One of the daughters of this kind family is Michal Gross, the mother of the two beautiful girls who died this past week due to inhalation of a poisonous substance after an exterminator sprayed their apartment for bugs. Michal’s two older sons, ages 5 and 7, are in very critical condition in Petach Tikva right now.

As they say, the apple does not fall far from the tree.

This past Saturday night, the women of our community organized an evening to pray for the immediate and complete recovery of the two Gross boys. The lady running the event had two messages and requests from Michal for us all:

1. We should all try to do a Kiddush Hashem in our own homes, through self-sacrifice for Torah, mitzvot, and good deeds,* for the merit of the refuah of her two boys.

2. We should not speak any lashon hara about the exterminator who had inadvertently poisoned her children; he is well known in our community and a man of learning and Torah. What happened, she explained, was Hashem’s decree and we should not speak lashon hara about this poor man who was just Hashem’s messenger.
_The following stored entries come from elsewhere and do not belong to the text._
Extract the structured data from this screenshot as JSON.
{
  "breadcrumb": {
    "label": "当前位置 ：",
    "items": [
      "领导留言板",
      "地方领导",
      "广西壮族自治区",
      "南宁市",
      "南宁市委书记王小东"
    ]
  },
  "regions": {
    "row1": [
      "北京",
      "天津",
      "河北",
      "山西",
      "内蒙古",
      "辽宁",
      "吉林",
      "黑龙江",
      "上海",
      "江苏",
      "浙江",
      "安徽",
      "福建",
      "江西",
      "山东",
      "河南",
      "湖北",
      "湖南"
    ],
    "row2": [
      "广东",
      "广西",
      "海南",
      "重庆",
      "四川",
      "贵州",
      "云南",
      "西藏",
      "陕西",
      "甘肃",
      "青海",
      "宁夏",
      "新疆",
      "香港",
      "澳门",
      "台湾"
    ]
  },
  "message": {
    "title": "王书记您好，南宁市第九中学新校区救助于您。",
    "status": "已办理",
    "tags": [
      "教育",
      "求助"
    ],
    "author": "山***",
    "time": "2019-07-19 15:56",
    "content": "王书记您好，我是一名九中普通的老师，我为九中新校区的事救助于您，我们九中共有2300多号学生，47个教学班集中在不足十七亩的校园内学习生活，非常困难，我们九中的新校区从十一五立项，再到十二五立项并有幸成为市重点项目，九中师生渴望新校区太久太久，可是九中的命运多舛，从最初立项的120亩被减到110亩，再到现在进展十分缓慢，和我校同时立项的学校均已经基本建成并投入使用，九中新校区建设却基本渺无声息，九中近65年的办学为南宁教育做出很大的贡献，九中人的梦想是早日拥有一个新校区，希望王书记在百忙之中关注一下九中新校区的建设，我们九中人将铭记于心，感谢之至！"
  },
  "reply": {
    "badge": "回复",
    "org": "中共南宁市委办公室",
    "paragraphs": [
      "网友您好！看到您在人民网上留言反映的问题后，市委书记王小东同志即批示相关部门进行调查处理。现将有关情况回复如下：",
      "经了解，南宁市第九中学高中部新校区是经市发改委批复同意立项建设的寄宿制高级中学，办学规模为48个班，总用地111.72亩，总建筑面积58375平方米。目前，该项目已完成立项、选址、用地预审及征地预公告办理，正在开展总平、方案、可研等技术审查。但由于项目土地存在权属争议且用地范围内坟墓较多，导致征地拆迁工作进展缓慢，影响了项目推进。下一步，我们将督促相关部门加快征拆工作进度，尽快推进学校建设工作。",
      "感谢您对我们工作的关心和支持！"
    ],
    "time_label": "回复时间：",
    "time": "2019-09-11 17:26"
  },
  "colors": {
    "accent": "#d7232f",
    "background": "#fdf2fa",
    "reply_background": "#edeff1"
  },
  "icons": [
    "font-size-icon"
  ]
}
Even in a time of such incredible pain and suffering, this family is still able to make a true kiddush Hashem and think of others in need.

Please pray for the sons of Michal and Shimon Gross: Chaim Michael Shlomo ben Michal and Rafael Yitzhak Isaac ben Michal who remain in critical condition as well as for their parents Shimon Ozer ben Tzipporah and Michal bat Rachel who are suffering through so much.
IY”H this incredible, righteous family should know no more suffering.
*How do we make a kiddush Hashem in our homes? Rabbi Dessler teaches that when we make what Hashem wants from us our top priority, even when it conflicts with what we want to do, and even when nobody will ever know about what we have done, that is the greatest possible form of Kiddush Hashem.